A GIF of a skinned cat opens on the desktop. Flies crawl over its limp, pink tongue, and its cloudy eyes stare out at me from a raw, bloody face. Someone painted a pentagram on the dead grass, and dripping candles form a circle around its rotting body.

Every other sound in the house goes silent. I can't hear the rain or Grandmother's rosary, but my breathing magnifies in my ears until the ragged gasps overwhelm me. I remember the smell of that cat. Milk gone sour. Fish left in the heat. I press the computer's power button, hoping to erase the image that's already seared into my brain. It won't turn off.

Another photograph appears. It's Alexis's dead body, crumpled beneath the second-story window of the abandoned house. I still don't know if she jumped or was pushed. The curve of her twisted limbs is deeply unnatural. A beautiful broken doll. She stares up at the sky, a thin line of blood dribbling from her lips. Her fingers curl toward her palms, as though she's reaching for someone.

I jerk away from the sofa and stumble to my feet, the laptop tumbling to the ground.

“Stop it,” I whisper. I back up against the wall as more pictures flash across the computer screen.

A girl holding a butcher knife. Bloody handprints. Cockroaches racing across the floor.

Then a video file pops up, blocking all the other images. A train races toward the screen, headlights flashing. A horn blares, followed by a high, piercing scream. I press myself into the wall behind me, my breath fast and ragged. I'd know that scream anywhere. Karen. The girl I killed.

I squeeze my eyes shut and throw my hands over my ears. “Stop it!” I shout. “Please!”

Laughter echoes through the house.

I open my eyes and spin around, certain I'm going to see Brooklyn standing behind me smiling her terrible demon smile. But I'm alone. The laughing grows louder.

“Please,” I whisper. My hands start to shake. I curl them into fists and hug them to my chest. “
Please
stop.”

“So-fi-a,” someone says in a singsong voice, making the hair on my arms stand up. The voice is coming from the laptop speakers.

“You're one of us, Sofia,” Brooklyn says. “I'm coming for you.”


No!
” I shout, and I jerk awake, gasping.

I'm lying on the couch, my computer still balanced on my lap. There's nothing on the screen except for a blank Word document and a blinking cursor. The storm beats against the windows and my grandmother's rosary beads click away upstairs.
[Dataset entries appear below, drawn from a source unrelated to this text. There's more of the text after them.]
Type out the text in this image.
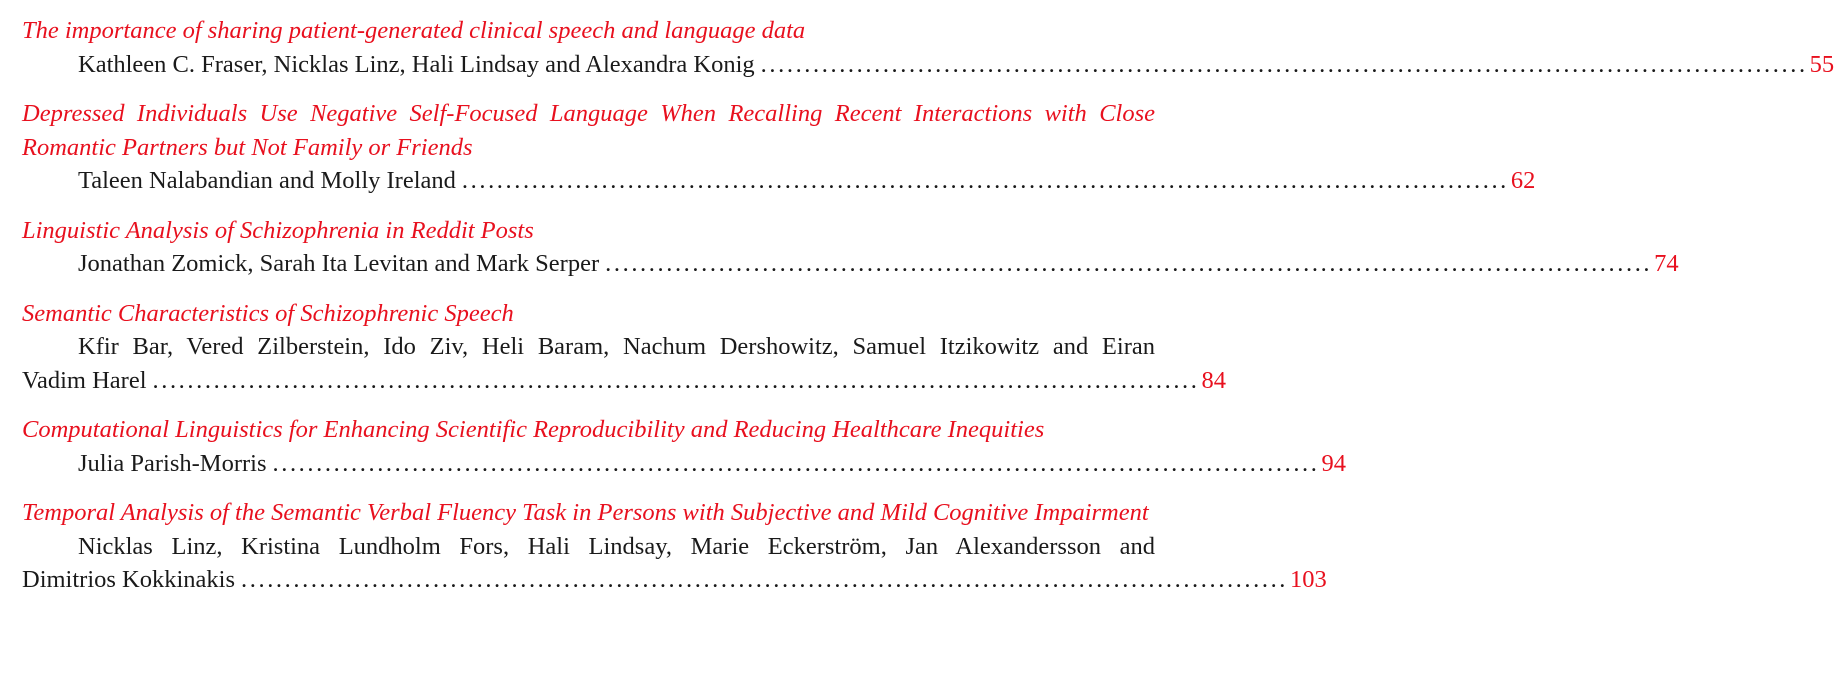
The importance of sharing patient-generated clinical speech and language data
Kathleen C. Fraser, Nicklas Linz, Hali Lindsay and Alexandra Konig ........................................................................................................................ 55
Depressed Individuals Use Negative Self-Focused Language When Recalling Recent Interactions with Close Romantic Partners but Not Family or Friends
Taleen Nalabandian and Molly Ireland ........................................................................................................................ 62
Linguistic Analysis of Schizophrenia in Reddit Posts
Jonathan Zomick, Sarah Ita Levitan and Mark Serper ........................................................................................................................ 74
Semantic Characteristics of Schizophrenic Speech
Kfir Bar, Vered Zilberstein, Ido Ziv, Heli Baram, Nachum Dershowitz, Samuel Itzikowitz and Eiran
Vadim Harel ........................................................................................................................ 84
Computational Linguistics for Enhancing Scientific Reproducibility and Reducing Healthcare Inequities
Julia Parish-Morris ........................................................................................................................ 94
Temporal Analysis of the Semantic Verbal Fluency Task in Persons with Subjective and Mild Cognitive Impairment
Nicklas Linz, Kristina Lundholm Fors, Hali Lindsay, Marie Eckerström, Jan Alexandersson and
Dimitrios Kokkinakis ........................................................................................................................ 103
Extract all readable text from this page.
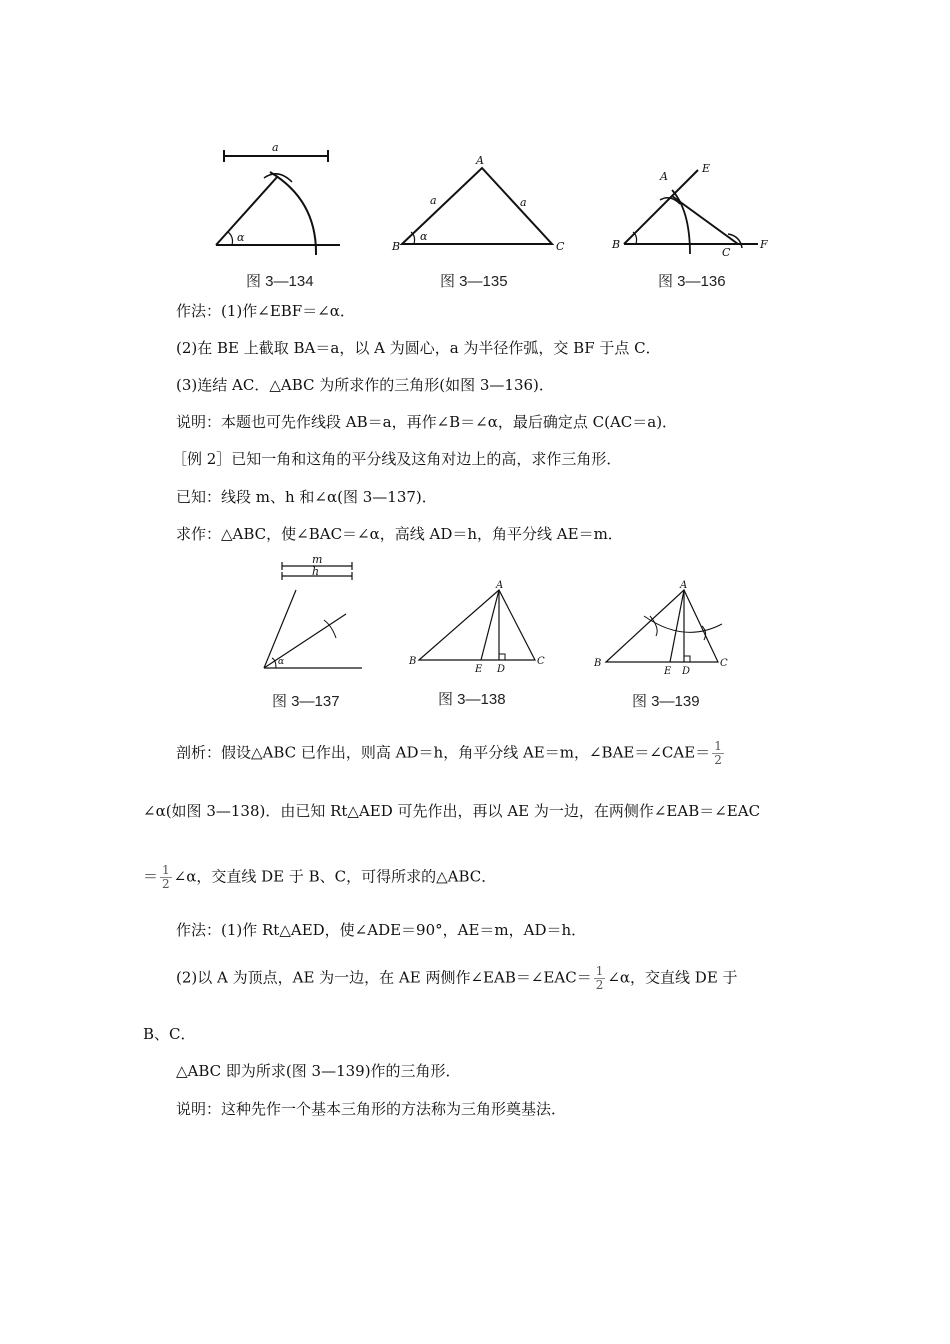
a
α
图 3—134
A
B	C
a	a
α
图 3—135
A
B
C
E
F
图 3—136
作法：(1)作∠EBF＝∠α．
(2)在 BE 上截取 BA＝a，以 A 为圆心，a 为半径作弧，交 BF 于点 C．
(3)连结 AC．△ABC 为所求作的三角形(如图 3—136)．
说明：本题也可先作线段 AB＝a，再作∠B＝∠α，最后确定点 C(AC＝a)．
［例 2］已知一角和这角的平分线及这角对边上的高，求作三角形．
已知：线段 m、h 和∠α(图 3—137)．
求作：△ABC，使∠BAC＝∠α，高线 AD＝h，角平分线 AE＝m．
m
h
α
图 3—137
A
B	C
E D
图 3—138
A
B	C
E D
图 3—139
剖析：假设△ABC 已作出，则高 AD＝h，角平分线 AE＝m，∠BAE＝∠CAE＝ $\frac{1}{2}$
∠α(如图 3—138)．由已知 Rt△AED 可先作出，再以 AE 为一边，在两侧作∠EAB＝∠EAC
＝ $\frac{1}{2}$ ∠α，交直线 DE 于 B、C，可得所求的△ABC．
作法：(1)作 Rt△AED，使∠ADE＝90°，AE＝m，AD＝h．
(2)以 A 为顶点，AE 为一边，在 AE 两侧作∠EAB＝∠EAC＝ $\frac{1}{2}$ ∠α，交直线 DE 于
B、C．
△ABC 即为所求(图 3—139)作的三角形．
说明：这种先作一个基本三角形的方法称为三角形奠基法．
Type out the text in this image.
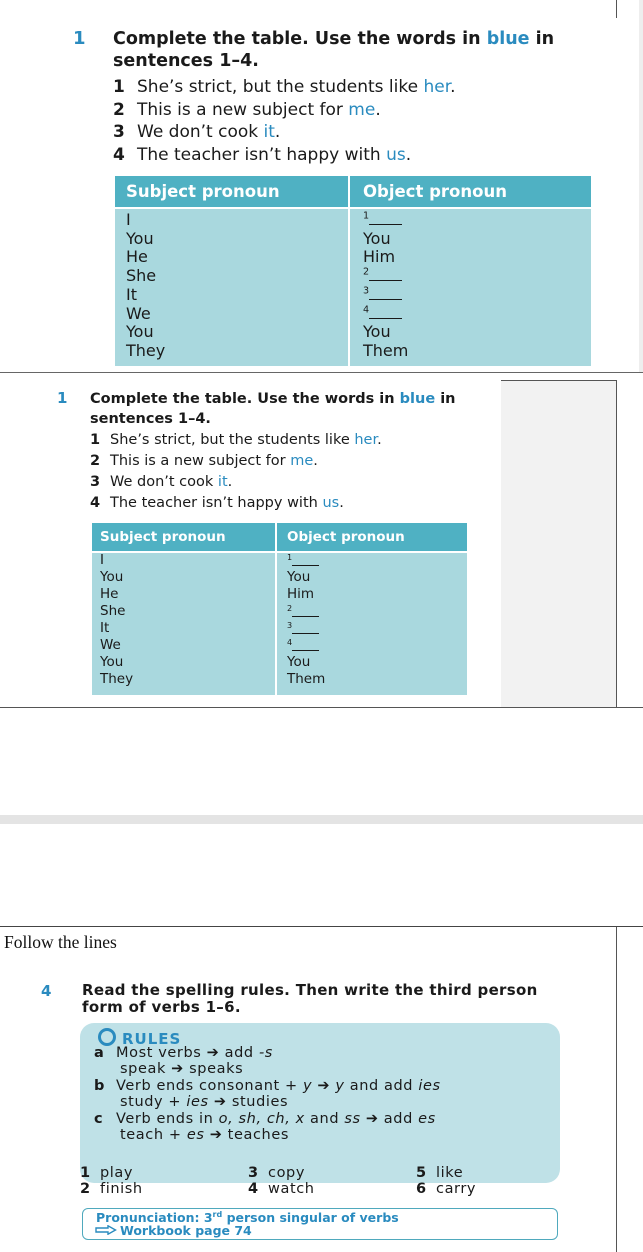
1 Complete the table. Use the words in blue in sentences 1–4.
1 She’s strict, but the students like her.
2 This is a new subject for me.
3 We don’t cook it.
4 The teacher isn’t happy with us.
Subject pronoun	Object pronoun
I	$^1$
You	You
He	Him
She	$^2$
It	$^3$
We	$^4$
You	You
They	Them
1 Complete the table. Use the words in blue in sentences 1–4.
1 She’s strict, but the students like her.
2 This is a new subject for me.
3 We don’t cook it.
4 The teacher isn’t happy with us.
Subject pronoun	Object pronoun
I	$^1$
You	You
He	Him
She	$^2$
It	$^3$
We	$^4$
You	You
They	Them
Follow the lines
4 Read the spelling rules. Then write the third person form of verbs 1–6.
RULES
a Most verbs ➔ add -s
speak ➔ speaks
b Verb ends consonant + y ➔ y and add ies
study + ies ➔ studies
c Verb ends in o, sh, ch, x and ss ➔ add es
teach + es ➔ teaches
1 play	3 copy	5 like
2 finish	4 watch	6 carry
Pronunciation: 3rd person singular of verbs
Workbook page 74
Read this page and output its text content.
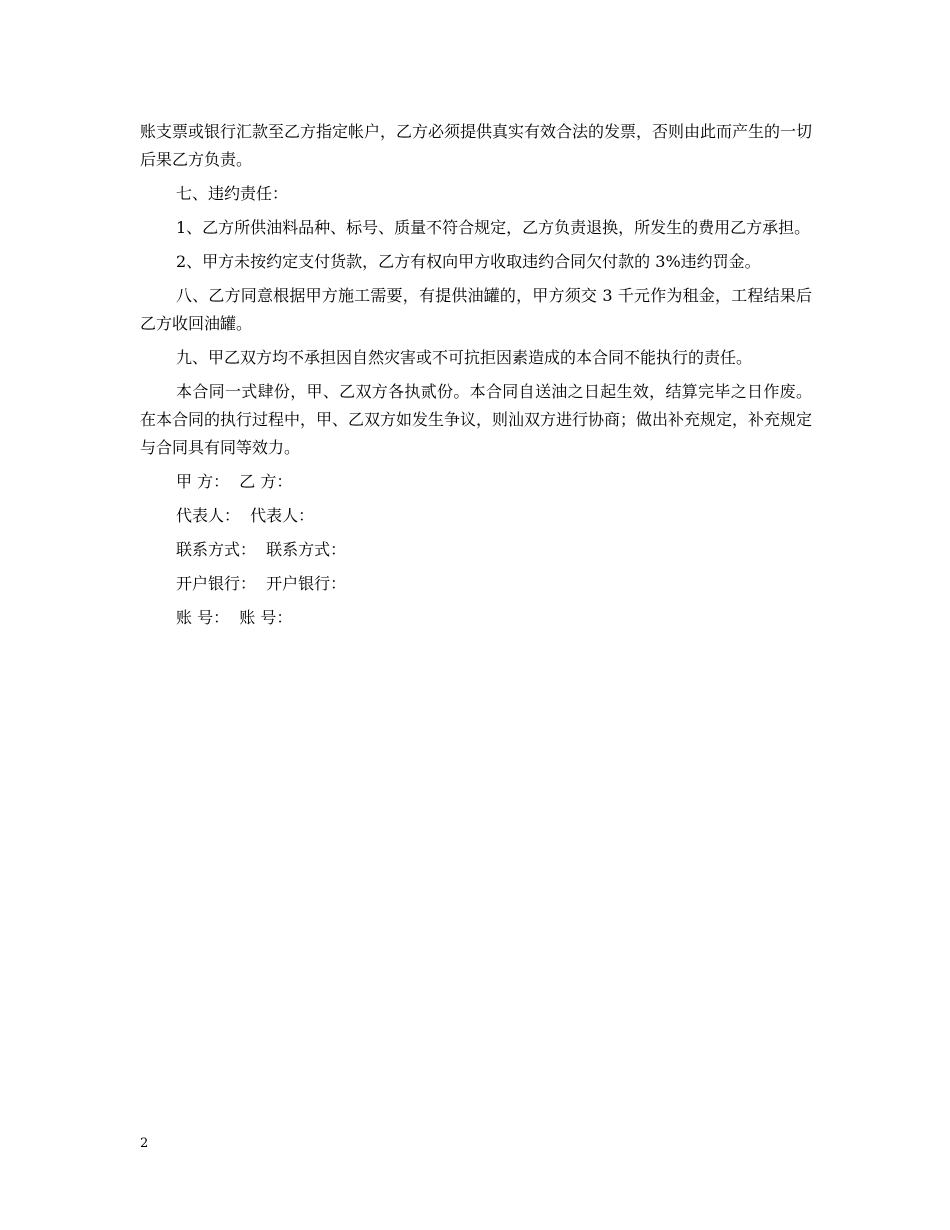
账支票或银行汇款至乙方指定帐户，乙方必须提供真实有效合法的发票，否则由此而产生的一切后果乙方负责。

七、违约责任：

1、乙方所供油料品种、标号、质量不符合规定，乙方负责退换，所发生的费用乙方承担。

2、甲方未按约定支付货款，乙方有权向甲方收取违约合同欠付款的 3%违约罚金。

八、乙方同意根据甲方施工需要，有提供油罐的，甲方须交 3 千元作为租金，工程结果后乙方收回油罐。

九、甲乙双方均不承担因自然灾害或不可抗拒因素造成的本合同不能执行的责任。

本合同一式肆份，甲、乙双方各执贰份。本合同自送油之日起生效，结算完毕之日作废。在本合同的执行过程中，甲、乙双方如发生争议，则汕双方进行协商；做出补充规定，补充规定与合同具有同等效力。

甲 方：  乙 方：
代表人：  代表人：
联系方式：  联系方式：
开户银行：  开户银行：
账 号：  账 号：
2
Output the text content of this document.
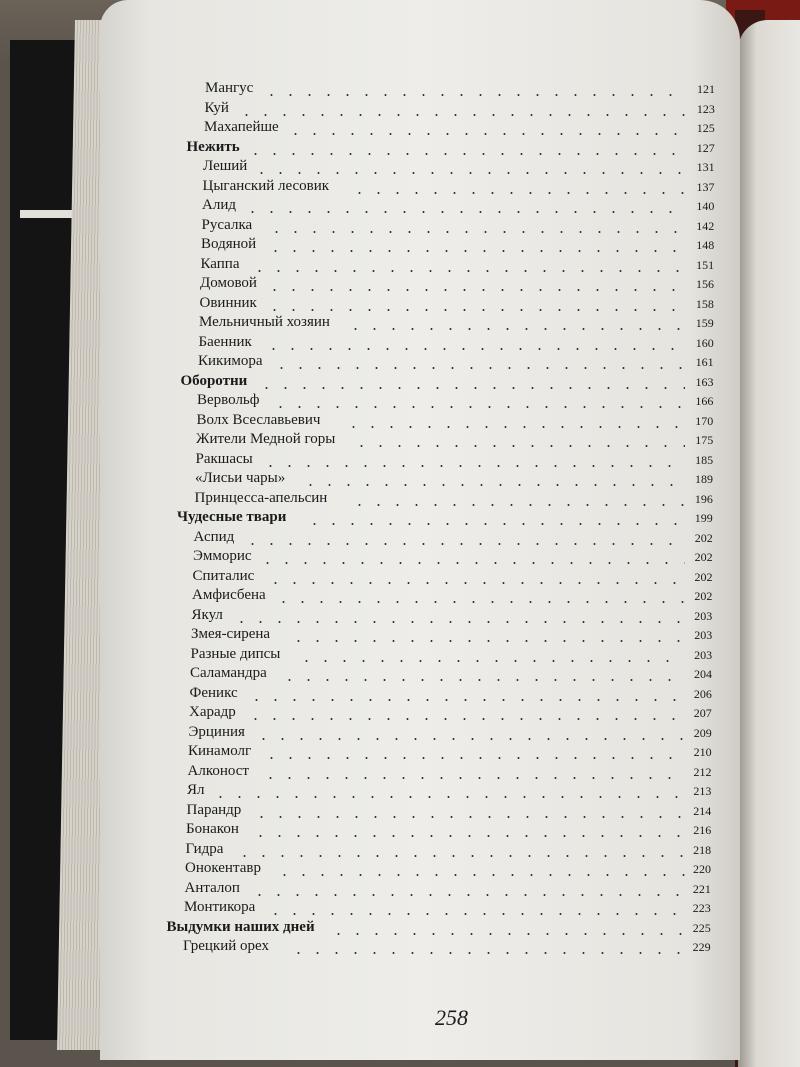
Мангус	121
Куй	123
Махапейше	125
Нежить	127
Леший	131
Цыганский лесовик	137
Алид	140
Русалка	142
Водяной	148
Каппа	151
Домовой	156
Овинник	158
Мельничный хозяин	159
Баенник	160
Кикимора	161
Оборотни	163
Вервольф	166
Волх Всеславьевич	170
Жители Медной горы	175
Ракшасы	185
«Лисьи чары»	189
Принцесса-апельсин	196
Чудесные твари	199
Аспид	202
Эмморис	202
Спиталис	202
Амфисбена	202
Якул	203
Змея-сирена	203
Разные дипсы	203
Саламандра	204
Феникс	206
Харадр	207
Эрциния	209
Кинамолг	210
Алконост	212
Ял	213
Парандр	214
Бонакон	216
Гидра	218
Онокентавр	220
Анталоп	221
Монтикора	223
Выдумки наших дней	225
Грецкий орех	229
258
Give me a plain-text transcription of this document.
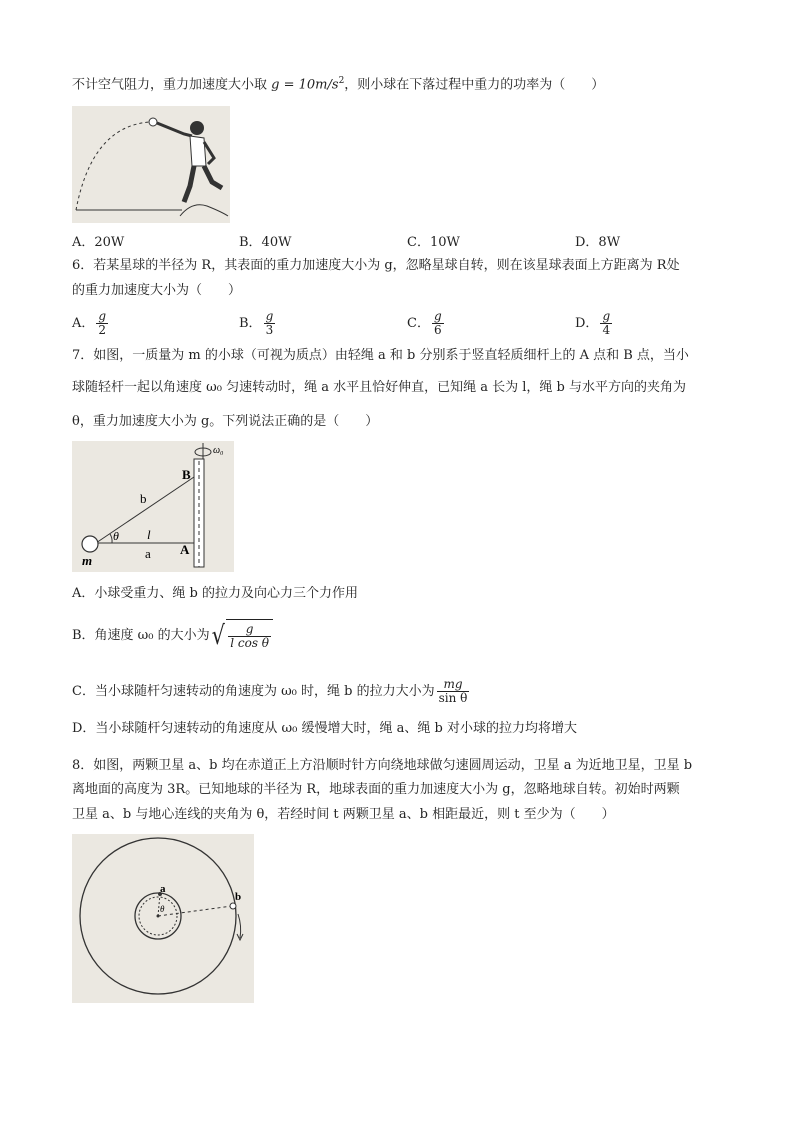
不计空气阻力，重力加速度大小取 $g = 10m/s^2$，则小球在下落过程中重力的功率为（　　）
A．20W	B．40W	C．10W	D．8W
6．若某星球的半径为 R，其表面的重力加速度大小为 g，忽略星球自转，则在该星球表面上方距离为 R处
的重力加速度大小为（　　）
A． $\frac{g}{2}$	B． $\frac{g}{3}$	C． $\frac{g}{6}$	D． $\frac{g}{4}$
7．如图，一质量为 m 的小球（可视为质点）由轻绳 a 和 b 分别系于竖直轻质细杆上的 A 点和 B 点，当小
球随轻杆一起以角速度 ω₀ 匀速转动时，绳 a 水平且恰好伸直，已知绳 a 长为 l，绳 b 与水平方向的夹角为
θ，重力加速度大小为 g。下列说法正确的是（　　）
ω₀
B
b
θ l
a A
m
A．小球受重力、绳 b 的拉力及向心力三个力作用
B．角速度 ω₀ 的大小为 √ $\frac{g}{\text{l cos θ}}$
C．当小球随杆匀速转动的角速度为 ω₀ 时，绳 b 的拉力大小为 $\frac{mg}{\text{sin θ}}$
D．当小球随杆匀速转动的角速度从 ω₀ 缓慢增大时，绳 a、绳 b 对小球的拉力均将增大
8．如图，两颗卫星 a、b 均在赤道正上方沿顺时针方向绕地球做匀速圆周运动，卫星 a 为近地卫星，卫星 b
离地面的高度为 3R。已知地球的半径为 R，地球表面的重力加速度大小为 g，忽略地球自转。初始时两颗
卫星 a、b 与地心连线的夹角为 θ，若经时间 t 两颗卫星 a、b 相距最近，则 t 至少为（　　）
a
b
θ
Otherwise, it's dead quiet. My chest rises and falls as I try to catch my breath. It was a nightmare. Just like all the other nightmares I've had since the day Brooklyn killed Riley and revealed my horrible secret. No one else knows that I dragged a girl onto the train tracks at my last school. Not Dr. Keller. Not even my mother.

Tears spill onto my cheeks. I try to wipe them away but they come too quickly, blurring my vision and making my breath hitch. I vowed that I would never think about that night again. It was an accident, a moment of insanity. And, after everything that happened with Brooklyn, I've more than paid for my crime.

I start to do my exercises, but my hands shake so
badly that I can't keep them cupped around my mouth. I grab my phone to call Mom again, then pause.

The time blinks at me from the home screen: 9:47. I click on my recent calls list. I talked to Mom at six fifty-two. Almost three hours ago.

“What the hell?” I murmur. I wipe the last of the tears from my eyes. “Mom?” I call, pushing myself to my feet. “Are you there?”